The biggest increases have been for the Newfoundland and Labrador Liberals (+21) and Dennis King's PCs in P.E.I. (+16). John Horgan's B.C. NDP parlayed their polling gains into a majority government in the province's October election.

Scott Moe's Saskatchewan Party also won re-election in October. The party has not seen a bump in the polls since the beginning of the year — but since it had 58 per cent support in February, it hardly matters.

The Manitoba PCs are the only governing party to see its position worsen over the course of the pandemic. The party has dropped six points in polling by the Angus Reid Institute since February, putting it one percentage point behind the opposition New Democrats. Though Probe Research was not in the field in February, a new survey by the Manitoba-based polling firm has the NDP ahead by four points — the party's first lead in Probe's polling since 2012.

The Manitoba New Democrats are a rare example of an opposition party doing better during the pandemic. Six of 11 Official Opposition parties have lost support since February and only two have made gains of three points or more — the other being the Alberta New Democrats.

On average, Official Opposition parties have lost 2.4 points in the polls since February. The biggest drops have been suffered by the Greens in P.E.I. (-10) and the PCs in Newfoundland and Labrador (-9).

But it's even worse to have no official role whatsoever. None of the 14 federal or provincial parties with seats in a legislature that form neither a government nor an Official Opposition have made gains in the polls since February. On average, those parties have lost three percentage points — tough points to lose for parties that generally have lower support to begin with.
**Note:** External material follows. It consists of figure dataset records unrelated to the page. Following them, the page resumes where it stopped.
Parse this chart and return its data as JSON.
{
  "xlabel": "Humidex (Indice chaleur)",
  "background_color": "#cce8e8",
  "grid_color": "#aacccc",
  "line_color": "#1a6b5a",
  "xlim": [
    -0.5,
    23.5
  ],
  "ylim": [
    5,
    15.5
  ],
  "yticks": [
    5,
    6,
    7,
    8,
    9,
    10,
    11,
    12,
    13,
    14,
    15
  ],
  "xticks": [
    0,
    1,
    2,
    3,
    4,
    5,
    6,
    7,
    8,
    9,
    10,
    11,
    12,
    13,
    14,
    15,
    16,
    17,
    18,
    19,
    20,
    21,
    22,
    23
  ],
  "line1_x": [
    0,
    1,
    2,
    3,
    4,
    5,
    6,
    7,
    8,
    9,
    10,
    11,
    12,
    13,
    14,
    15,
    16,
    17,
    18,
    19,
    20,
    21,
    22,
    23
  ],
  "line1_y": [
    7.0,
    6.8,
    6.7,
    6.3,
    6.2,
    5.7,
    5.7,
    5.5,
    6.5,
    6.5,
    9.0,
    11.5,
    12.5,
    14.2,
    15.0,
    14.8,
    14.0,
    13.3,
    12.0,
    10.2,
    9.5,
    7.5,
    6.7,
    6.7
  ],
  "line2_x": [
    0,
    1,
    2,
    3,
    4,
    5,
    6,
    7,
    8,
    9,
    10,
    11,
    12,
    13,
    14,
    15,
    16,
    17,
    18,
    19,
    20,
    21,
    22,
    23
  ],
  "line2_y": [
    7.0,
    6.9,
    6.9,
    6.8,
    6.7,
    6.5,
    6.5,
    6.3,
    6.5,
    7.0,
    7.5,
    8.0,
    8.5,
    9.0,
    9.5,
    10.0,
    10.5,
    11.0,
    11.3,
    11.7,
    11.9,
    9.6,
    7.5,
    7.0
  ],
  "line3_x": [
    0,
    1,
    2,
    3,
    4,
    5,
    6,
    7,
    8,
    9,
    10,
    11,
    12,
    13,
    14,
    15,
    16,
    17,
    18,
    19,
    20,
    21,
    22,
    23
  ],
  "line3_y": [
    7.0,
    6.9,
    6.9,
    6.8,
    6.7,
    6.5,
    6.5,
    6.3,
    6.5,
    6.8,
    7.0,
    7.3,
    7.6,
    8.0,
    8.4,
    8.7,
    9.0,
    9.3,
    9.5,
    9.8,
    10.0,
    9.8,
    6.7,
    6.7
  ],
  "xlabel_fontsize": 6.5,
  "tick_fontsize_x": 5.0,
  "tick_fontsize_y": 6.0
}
Few scheduled elections on the horizon

Though the incumbent parties in British Columbia, New Brunswick and Saskatchewan were able to capitalize on their strong support with election victories in 2020, only Newfoundland and Labrador is scheduled to go to the polls next year.

Nova Scotia, which has no fixed election date law, could hold an election in 2021 since that will mark four years since the province's last vote. But an election is not legally required in Nova Scotia until 2022.

Some leaders could be tempted to call an early election, however. With the exception of the United Conservatives in Alberta and the Manitoba PCs, every governing party has a clear lead in the polls in their province, or federally in the case of the Liberals.

With a minority government in Ottawa, Trudeau or the opposition parties can kick off a new campaign whenever they like. Ontario and Quebec have an election date on the calendar in 2022 — but there's nothing to stop premiers Ford and François Legault from pulling the plug sooner.

(From right to left): Manitoba Premier Brian Pallister, Quebec Premier François Legault, Ontario Premier Doug Ford and Alberta Premier Jason Kenney. Ford and Legault have improved their political standings in the polls since February. Pallister and Kenney have not.(Sean Kilpatrick / Canadian Press)

That thought may have crossed their minds already, because in a pandemic climate, there's no way to know for sure what's coming next. Successful navigation of the next stage of the pandemic could keep their buoyant polling numbers afloat throughout 2021 and beyond.

But another wave of COVID-19 (or the continuation of the current one), a botched vaccine roll-out or the impact of a gutted economy could send these positive poll numbers plummeting — just as quickly as public opinion was upended back in the spring.